The story was published for the first time by Peterburgskaya Gazeta, in its No. 183, 7 July 1885, issue, subtitled "A Scene" (Сценка) and signed A. Chekhonte (А. Чехонте). It was later included by Chekhov into Volume 2 of his Collected Works, published by Adolf Marks in 1899. During Chekhov's lifetime, it was translated into Polish, Czech and Serbo-Croatian languages. Its first English translation, by Marian Fell, appeared in the 1915 collection called Russian Silhouettes: More Stories of Russian Life.

==Plot summary==
The retired general Buldeyev, suffering from a toothache, has tried all possible means of treating it, to no avail. He is not willing, though, to remove the tooth, so some cure is to be found. The steward, Ivan Evseyevich, remembers he knew once an extremely gifted 'tooth conjurer', who used to just 'turn toward the window and spit, and the pain would go in a minute". Now living in Saratov, the wonder doctor makes his living by spit-related way of tooth-healing, which he does even by telegraph.

The general's initial reaction is skeptical, but his wife manages to persuade him that sending a telegram to Saratov at least won't kill him. The steward reckons that "every dog knows this man in Saratov", so the address won't be necessary, mentioning his name would do. And that is where the problem arises. He remembers his first name is Yakov, but cannot recall the surname. One thing he is sure of, it has something to do with... horses.

The two start to look through all possible variants. Soon the family and the whole of the household join in. The agonized general promises to pay five rubles to anyone who would help Ivan Evseyevich to recall the surname, but nothing comes out of it. He loses his patience, sends for the dentist, the tooth gets pulled out, and this brings relief.

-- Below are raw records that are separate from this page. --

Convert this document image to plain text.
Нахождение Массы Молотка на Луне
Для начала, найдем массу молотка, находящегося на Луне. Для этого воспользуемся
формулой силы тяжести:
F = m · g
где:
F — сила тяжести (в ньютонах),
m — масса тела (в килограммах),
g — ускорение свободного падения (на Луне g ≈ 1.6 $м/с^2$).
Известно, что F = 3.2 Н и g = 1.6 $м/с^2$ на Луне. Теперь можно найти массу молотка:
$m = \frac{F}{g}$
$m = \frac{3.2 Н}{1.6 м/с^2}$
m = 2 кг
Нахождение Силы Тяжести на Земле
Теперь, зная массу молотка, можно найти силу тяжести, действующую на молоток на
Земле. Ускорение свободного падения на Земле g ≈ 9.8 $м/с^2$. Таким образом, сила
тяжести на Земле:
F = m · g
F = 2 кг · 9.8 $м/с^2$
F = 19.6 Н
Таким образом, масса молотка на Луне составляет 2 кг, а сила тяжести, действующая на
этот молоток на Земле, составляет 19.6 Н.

On his way back to the city, the doctor meets the steward by the roadside. His eyes are fixed on the ground and he is muttering something to himself. The dentist asks if he could buy from him a load of hay. Ivan Evseyevich glares at the doctor, then without uttering a word rushes to the house. "I've remembered the name, your Excellency! Thanks to the doctor. Hayes! Hayes is the exciseman's name!" he cries, only to be contemptuously sent away.